I don't like amplified music. At least not as much as acoustic music. Generally speaking, instruments sound fuller and richer and meld with other instruments better when they are not amplified. Voices likewise sound more human and individual when there is no mic in-between the singer and the audience.
Now there are times when amplification is an absolute necessity; the audience can be so large there is no other way to make the show work or an instrument just may not be able to play loud enough to fill the space being used for the concert. Outdoor concerts can be especially problematic for guitars and singers. And since most of our favorite music today is centered around guitars and singers, it is no wonder we assume that music must be amplified. But this is not always the case.
I have played shows in small art galleries that a single singer could easily have filled that still used massive sound systems. The result tends to be a tinny sound, lots of feed back and volume so high that the audience leaves after two songs just to give their ears a rest. Many instruments actually carry an extremely long way when played well. Flutes are famous for this and have been used historically for long distance communication. Brass instruments are so loud that when I see them amplified, I often flee the location before they can even begin to play and damage my hearing.
It startles me how often people assume I will need amps and mics when I am playing an indoor show. Walls in my experience are more than enough amplification on their own. Even (or sometimes especially) in big rooms. This is why cathedrals were used for music so often. Everyone could hear the music no matter how quiet the instruments or how far from the musicians you were. And the reverb in large halls is an entirely different sound than the sound engineered reverb done in audio labs. It holds onto the tiny nuances of sound while echoing out into silence. Some of my favorite places to play with no mics are simple rooms with high ceilings where the flute can take off and fly from corner to corner without any fetters.
Then of course there is playing outdoors without electrical support. This frightens many musicians because their sound seems to be swallowed up or vanish into the horizon. All the little "flaws" in their playing become more noticeable, especially any tone issues, when there are no walls to throw the echos around. One of my teachers actually encouraged me to play outside for exactly this reason; to hear precisely what I sounded like with no interference or distortion. It is something of a humbling experience at first if you have only played in rooms with generous acoustics. But the more you play in settings that allow you to hear your true sound, the easier it is to both improve your sound and to MATCH your sound to your environment.
Music in the Green
I suspect one reason people overuse amplification is they don't take the time to hear and work with the sounds of the space they are playing in. If you sit and listen to the sounds in the place for 5 or 10 minutes and THEN play, you actually will sound different than if you just start playing the moment you have your instrument put together. The changes are subtle but highly informative. Can this be done with amps and mics? Of course! But if you depend on amplification all the time, it is much harder to learn this listening skill. And if you use the amps primarily to be "loud enough," you likely will have a terrible time hearing the natural sounds. And worse, so will your audience. So if you are going to use amps, I'd suggest setting them as low as you can at first and listening to how the amped sound interacts with the world's sounds. Only once you have a feel for that mixing and cooperation of sounds should you increase the volume. And be careful about how loud you go! Loud doesn't equal good and in fact can make something that once was good, very unpleasant and painful.

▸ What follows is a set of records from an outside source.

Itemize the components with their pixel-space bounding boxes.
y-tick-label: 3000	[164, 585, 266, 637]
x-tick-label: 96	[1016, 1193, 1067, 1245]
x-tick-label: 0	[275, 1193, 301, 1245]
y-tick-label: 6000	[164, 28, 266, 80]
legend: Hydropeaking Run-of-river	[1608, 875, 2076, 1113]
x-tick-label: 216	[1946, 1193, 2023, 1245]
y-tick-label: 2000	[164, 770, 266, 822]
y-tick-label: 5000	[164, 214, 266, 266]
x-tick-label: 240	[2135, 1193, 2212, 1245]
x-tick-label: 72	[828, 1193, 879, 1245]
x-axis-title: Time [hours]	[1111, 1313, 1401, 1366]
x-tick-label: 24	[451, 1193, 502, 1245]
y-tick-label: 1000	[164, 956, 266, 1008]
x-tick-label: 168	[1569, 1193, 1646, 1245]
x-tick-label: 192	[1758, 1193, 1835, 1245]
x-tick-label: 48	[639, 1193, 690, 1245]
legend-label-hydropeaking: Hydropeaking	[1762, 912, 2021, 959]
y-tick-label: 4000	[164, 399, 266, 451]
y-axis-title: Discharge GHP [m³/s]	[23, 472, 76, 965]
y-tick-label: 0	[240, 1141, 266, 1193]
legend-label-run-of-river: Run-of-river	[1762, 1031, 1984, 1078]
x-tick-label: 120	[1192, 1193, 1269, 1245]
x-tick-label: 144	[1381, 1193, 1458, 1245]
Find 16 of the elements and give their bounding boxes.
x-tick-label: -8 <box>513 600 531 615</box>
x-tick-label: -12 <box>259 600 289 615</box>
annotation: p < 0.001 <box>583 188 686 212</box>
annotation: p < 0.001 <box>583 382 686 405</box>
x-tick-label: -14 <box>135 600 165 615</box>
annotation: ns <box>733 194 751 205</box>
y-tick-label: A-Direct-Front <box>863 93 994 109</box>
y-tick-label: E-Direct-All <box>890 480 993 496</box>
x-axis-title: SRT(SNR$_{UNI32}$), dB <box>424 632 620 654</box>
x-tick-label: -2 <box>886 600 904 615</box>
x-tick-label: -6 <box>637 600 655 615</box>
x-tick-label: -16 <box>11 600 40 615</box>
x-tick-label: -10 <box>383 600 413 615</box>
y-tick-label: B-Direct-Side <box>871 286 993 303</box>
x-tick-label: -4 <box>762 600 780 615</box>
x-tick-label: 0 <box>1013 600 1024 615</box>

The trick is maintaining that level of listening to the sounds of the world around you while you are playing your show. It does take practice to stay aware of the many layers of auditory reality at once. It's a little like listening to three different conversations at a long lunch table at once; you won't always catch everything but with patience, you can stay in touch with each one with relative ease.
Taking the time to understand how your sound will interact with other sounds is what creates a performance that works in the space. This, rather than volume, is what makes a show worth attending for me; a musical sound that doesn't destroy other sounds but instead works with what is available and adapts to changes. This creates a live show that will be different and personal for every audience which is, to my mind, the magic of live music.